新 年 挨 拶

野村 哲也
(社)土壌環境センター
会長
野村 哲也

  新年を迎え、謹んで新春のお慶びを申し上げます。年頭にあたり、ご挨拶を申し上げます。
  我が国経済は、2002年の初めから息の長い回復を続けてきましたが、昨年に入り米国のサブプライム問題に端を発した米国景気の減速、世界的な金融危機の深刻化や、原油・原材料価格の高騰などから、景気は後退局面に入ったものと思われます。この大変厳しい状況は、今年もしばらく続くものと予想されます。
  これまで順調に拡大してきた国内の土壌環境事業も、毎年センター会員企業を対象に実施している土壌汚染状況調査・対策事業の昨年度実績では、受注件数で14,924件(前年度比+1%)、受注高で1,641億円(前年度比-18%)となり、受注高では平成14年度の調査開始以来「初のマイナス」となりました。
  また昨年は土壌に関連して、土地売買から12年経過した後に法規制されたフッ素の汚染除去費の負担を、売主負担とする東京高裁判決が出されたり、千葉県の食品工場で基準を超えるシアン化物を含む井戸水が食品製造に使用されていた事件など、広く社会的に注目を受けることとなった事案が数多くありました。

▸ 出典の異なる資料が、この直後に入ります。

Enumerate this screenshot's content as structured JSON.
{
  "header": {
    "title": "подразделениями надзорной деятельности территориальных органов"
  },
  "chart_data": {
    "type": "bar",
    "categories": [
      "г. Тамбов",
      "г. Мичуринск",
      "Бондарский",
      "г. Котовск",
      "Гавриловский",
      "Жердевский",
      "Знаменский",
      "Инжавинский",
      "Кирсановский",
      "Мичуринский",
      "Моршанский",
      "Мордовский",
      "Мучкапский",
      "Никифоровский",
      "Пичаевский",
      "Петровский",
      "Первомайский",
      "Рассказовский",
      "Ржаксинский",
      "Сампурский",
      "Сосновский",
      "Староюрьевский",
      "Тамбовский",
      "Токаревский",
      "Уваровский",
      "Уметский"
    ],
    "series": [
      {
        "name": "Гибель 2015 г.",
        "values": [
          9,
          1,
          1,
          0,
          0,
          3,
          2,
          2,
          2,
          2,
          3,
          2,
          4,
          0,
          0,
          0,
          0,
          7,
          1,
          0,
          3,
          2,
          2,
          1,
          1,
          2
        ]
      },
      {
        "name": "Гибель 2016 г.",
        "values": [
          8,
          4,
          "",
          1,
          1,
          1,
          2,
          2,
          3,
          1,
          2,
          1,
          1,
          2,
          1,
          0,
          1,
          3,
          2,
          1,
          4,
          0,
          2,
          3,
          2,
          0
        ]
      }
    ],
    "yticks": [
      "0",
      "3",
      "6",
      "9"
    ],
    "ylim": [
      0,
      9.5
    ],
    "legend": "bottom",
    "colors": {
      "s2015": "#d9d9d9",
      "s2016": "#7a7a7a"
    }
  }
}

  このように土壌環境に対する社会的な関心が一層高まる中で、環境省では、平成19年6月に水・大気環境局長諮問による「土壌環境施策に関するあり方懇談会」を設置し、施行5年目を迎えた土壌汚染対策法の実態把握と新たな施策を検討のうえ、昨年3月に主要検討課題と土壌環境施策のあり方について、報告書にまとめ公表しました。さらに、その報告を踏まえ昨年5月には中央環境審議会へ「今後の土壌汚染対策のあり方について」諮問し、その結果として土壌農薬部会に土壌制度小委員会を設けて、法制度の見直し・改正についての検討を行っています。
  当センターとしましては、このような国の動きに対応し、本年も土壌・地下水環境分野における唯一の公益法人としての役割を充実してまいります。またこれまでの実績をベースとして、一層のポテンシャルアップを図り、より社会への貢献に重点を置いた活動を展開していきたいと考えております。
  役職員一同、土壌・地下水汚染対策に関する活動の一層の推進と土壌環境センターの発展のため、決意を新たにして取り組む所存でございます。会員の皆様には、従来にも増してご支援を賜りますようお願い申し上げ、新年のご挨拶とさせていただきます。